Class of 1938...
In the mist of Word War II, the class of 1938 were engaged in defining the balance between receiving a quality college education and the reality of a prominent world wide crisis that touched the lives of many CCNY students. Despite the political trauma that surfaced in many parts of the United States, the students of the City College of New York showed that a good college education and a sometimes spontaneous social life style can be achieved in an era of propaganda and an unstable political and social atmosphere.
It is not hard to imagine that a military influenced association flourished on the City College campus when the country was about to enter the second biggest war the world has ever seen. In 1921, a group of five ambitious undergraduates sought to foster the spirit of camaraderie and good fellowship among the officers of the R.O.T.C. by establishing the new Officers' Club of CCNY. The club sparked the recruitment of over a hundred members, five times the number of members when it was initially founded. The Officers' Club varied activities provided the focal point for the social life of its cadet officers. The activities of the Officers' Club were far from being restricted to simply club activities. Whenever there was an official college ceremony such as Charter Day or Commencement, it was the members of the club who had the responsibility of acting as standard bearers. During Army Day or Armistice Day parades, and other civic functions, the club members would perform the duties of the ceremonies.
On April 13, 1934, the Class of 1938 witnessed the feverish activity of the first anti-war strike. Eight hundred students gathered at a flagpole meeting, which was led by the passionate, deep-voiced Eddie Alexander. The College authorities had previously declared such a meeting illegal. The meeting was broken up by acting Dean Morton D. Gottschall, who was aided by Sergeant Buccarelli of the Military Science Department and the police.
Election for the class council made Robert van Santen president, Joseph Brody, vice-president and Cliff Sagar, secretary. The class sponsored a newspaper, The Recorder, which was issued only once until its reappearance as the Jester in the senior year. In September, the second half of the class poured in through the portals of the Colleges and filled what President once called "these cloistered halls". There the class of 1938 elected Solomon Chaikin to the presidency and secretariate.
On December 7, Mr.Mortimer Karpp, then advisor to the freshmen class, introduced the House Plan idea at a "free cigarette" smoker. Seventeen of the twenty-one students who had been expelled for their activities in the "Jingo Day" celebration of 1933, marked by the famous incident of the flailing umbrella, were reinstated.
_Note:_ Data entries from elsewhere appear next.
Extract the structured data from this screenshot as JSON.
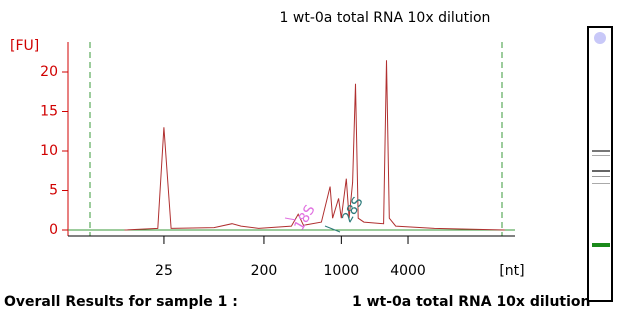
{
  "chart_data": {
    "type": "line",
    "title": "1 wt-0a total RNA 10x dilution",
    "y_label": "[FU]",
    "x_label": "[nt]",
    "x": [
      11,
      22,
      25,
      29,
      71,
      103,
      124,
      179,
      354,
      408,
      455,
      661,
      791,
      834,
      944,
      1000,
      1108,
      1175,
      1264,
      1341,
      1421,
      1598,
      2410,
      2558,
      2712,
      3095,
      6920,
      30000
    ],
    "series": [
      {
        "name": "1 wt-0a total RNA 10x dilution",
        "color": "#b03030",
        "values": [
          0,
          0.2,
          13,
          0.2,
          0.3,
          0.8,
          0.5,
          0.2,
          0.5,
          2,
          0.6,
          1,
          5.5,
          1.5,
          4,
          1.5,
          6.5,
          1.5,
          6,
          18.5,
          1.5,
          1,
          0.8,
          21.5,
          1.5,
          0.5,
          0.2,
          0
        ]
      }
    ],
    "xlim": [
      3.4,
      37000
    ],
    "xticks": [
      25,
      200,
      1000,
      4000
    ],
    "log_x": true,
    "ylim": [
      -1,
      24
    ],
    "yticks": [
      0,
      5,
      10,
      15,
      20
    ],
    "annotations": [
      "18S",
      "28S"
    ],
    "footer": {
      "label": "Overall Results for sample 1 :",
      "sample": "1 wt-0a total RNA 10x dilution"
    }
  }
}
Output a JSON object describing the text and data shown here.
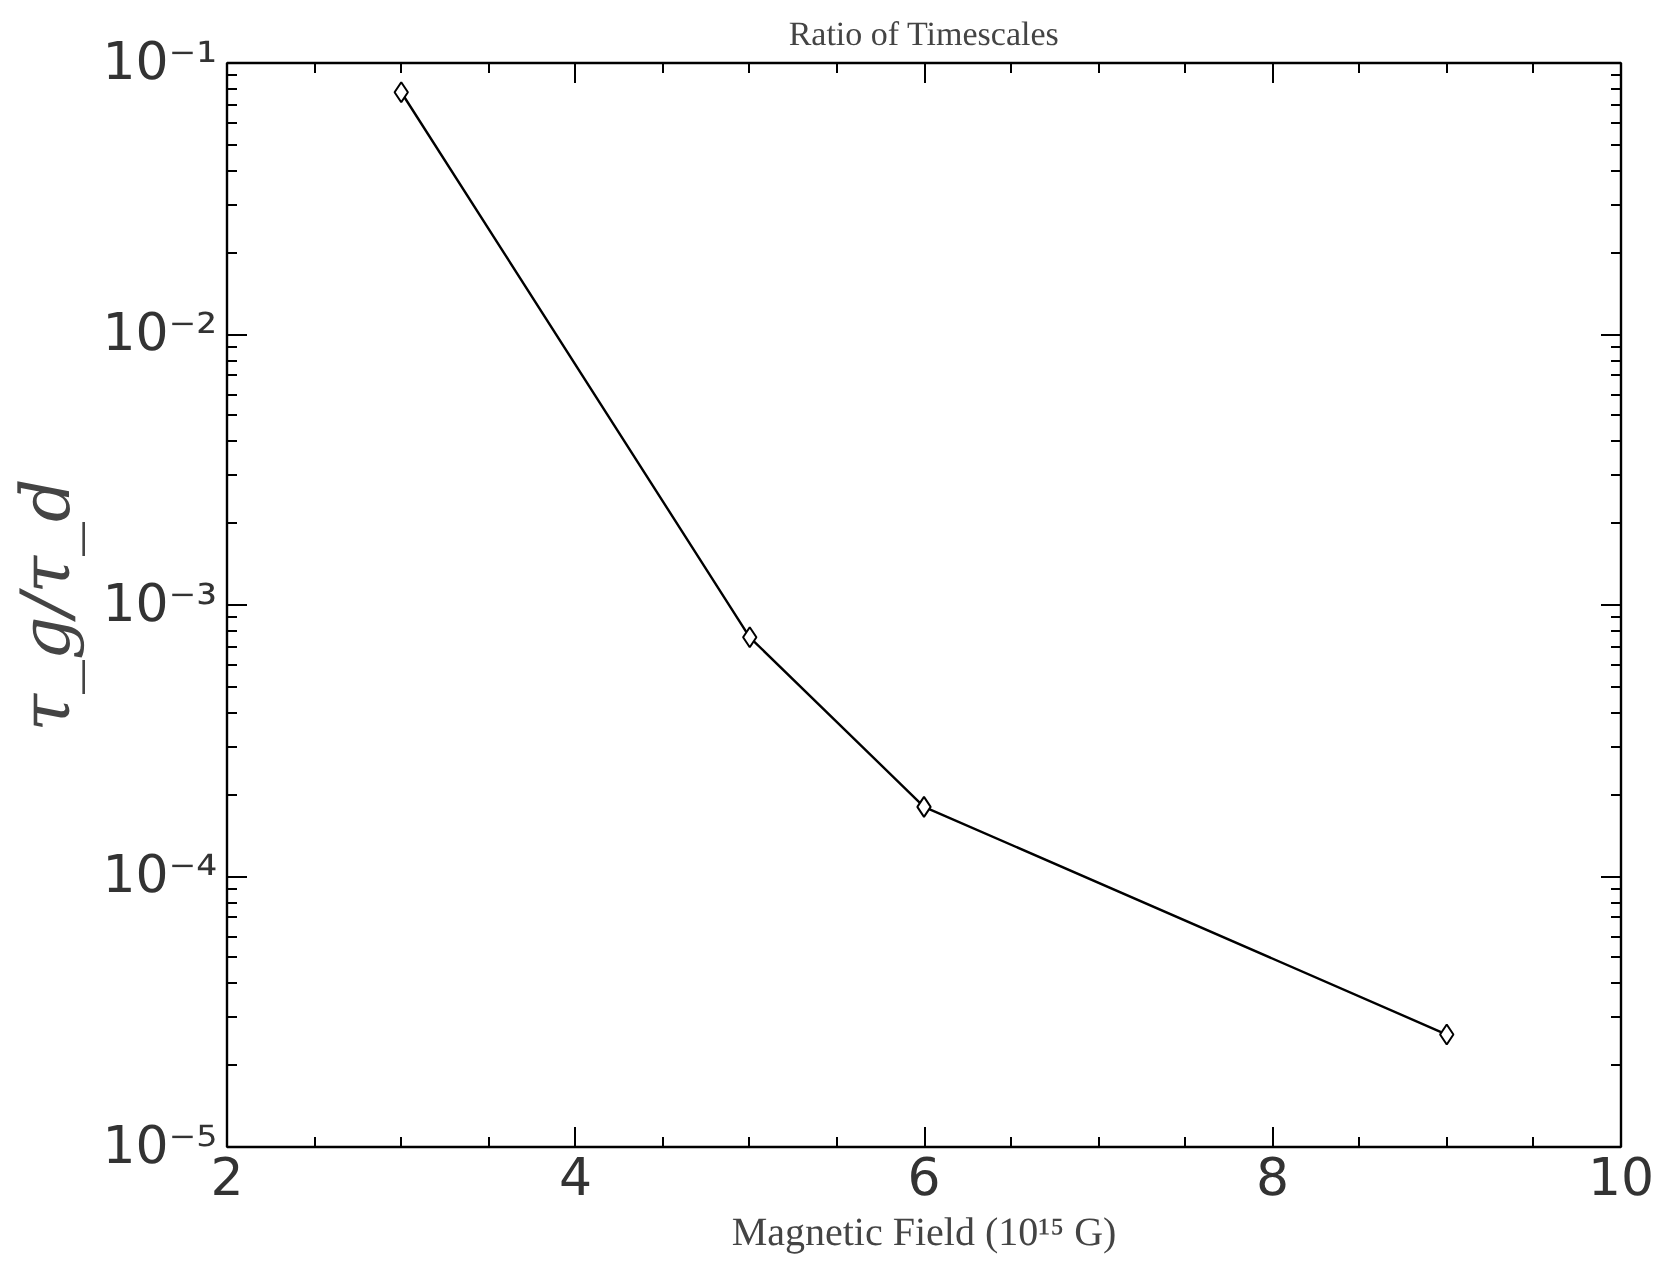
{
  "chart_data": {
    "type": "line",
    "title": "Ratio of Timescales",
    "xlabel": "Magnetic Field (10¹⁵ G)",
    "ylabel": "τ_g/τ_d",
    "x": [
      3,
      5,
      6,
      9
    ],
    "series": [
      {
        "color": "#000000",
        "values": [
          0.078,
          0.00076,
          0.00018,
          2.6e-05
        ]
      }
    ],
    "xlim": [
      2,
      10
    ],
    "xticks": [
      2,
      4,
      6,
      8,
      10
    ],
    "ylim": [
      1e-05,
      0.1
    ],
    "yticks": [
      {
        "value": 0.1,
        "label": "10⁻¹"
      },
      {
        "value": 0.01,
        "label": "10⁻²"
      },
      {
        "value": 0.001,
        "label": "10⁻³"
      },
      {
        "value": 0.0001,
        "label": "10⁻⁴"
      },
      {
        "value": 1e-05,
        "label": "10⁻⁵"
      }
    ],
    "log": "y",
    "grid": false,
    "marker": "diamond",
    "line_style": "solid"
  }
}
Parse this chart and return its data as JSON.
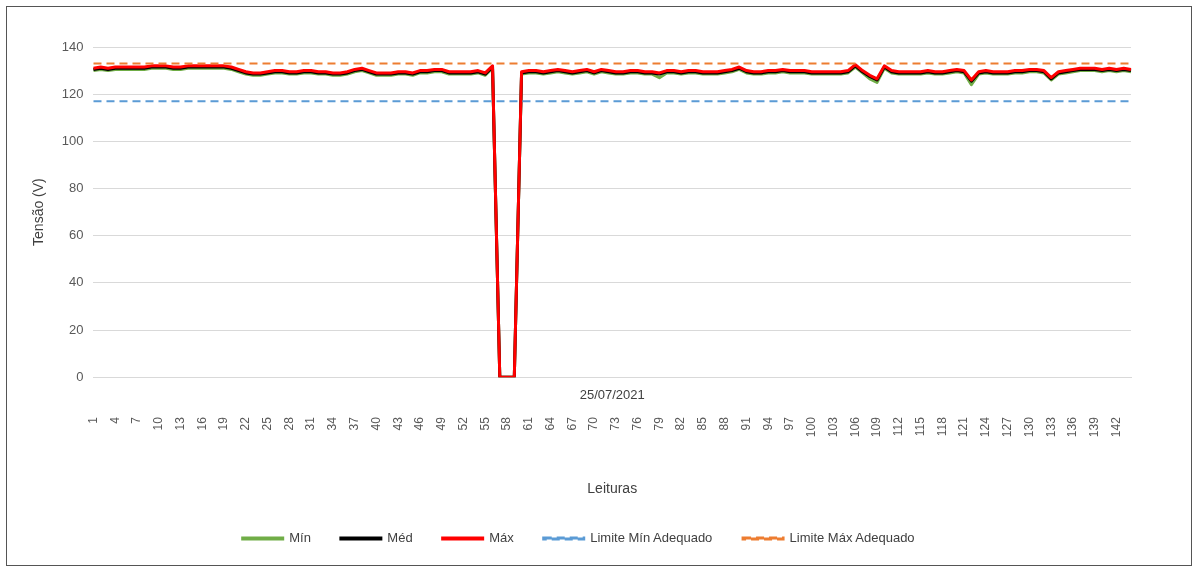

In an era of global political struggle, a spark of a roaring fire was ignited here at the City College of New York, when the Campus announced on the fifth of October that a small group of touring Italian students (the Italian government was under Fascism at the time) were to appear at the freshmen chapel in the Great Halls. The Student Council planned a protest meeting and sent a letter to President Robinson, calling for a cancellation of the official College welcome. On October 9, two thousand students jammed into the Great Hall. President Robinson's welcome speech was greeted with boos and hisses by the students. Edwin Alexander, representative of the Student Council, gave a politically motivated address, which ticked off the Italian students, who were offended by being labeled "enslaved by their Fascist government." Alexander was forced off the stage while thousands of students roared "Let Alexander speak !" The conflict waged on between the student body and the administration, which prompted the college to temporarily suspend Student Council activities until both sides came to terms.
The college's Society of Optimists was set up in 1935 by a group of pre-medical hopefuls who had decided to look into their common problems for themselves. Spurred on by the loud and long laments of the many City College students who failed to be admitted to med school, the founders established the society. The primary function of the organization was to be the study of ways and means to aid these and future undergraduates in their pursuit of med-school.
The rivalry between CCNY and NYU was played out on the football field and the basketball court. While NYU seemed to have the advantage in tournament play, CCNY athletes were motivated to defeat their arch nemeses. CCNY closed its basketball season with an 13-3 record and was regarded as a great team, despite not being a championship team.
The fall of 1935 saw the beginning of a new era in the social lives of City College men, when the gym dances made their first appearance under the sponsorship of the House Plan. Other organizations soon followed suit, and these affairs became frequent, enjoyable, and financially successful.
Even though the class of 1938 could not predict their future, they knew for certain that strength and optimism were imprinted on them by their individual experiences in the City College of New York.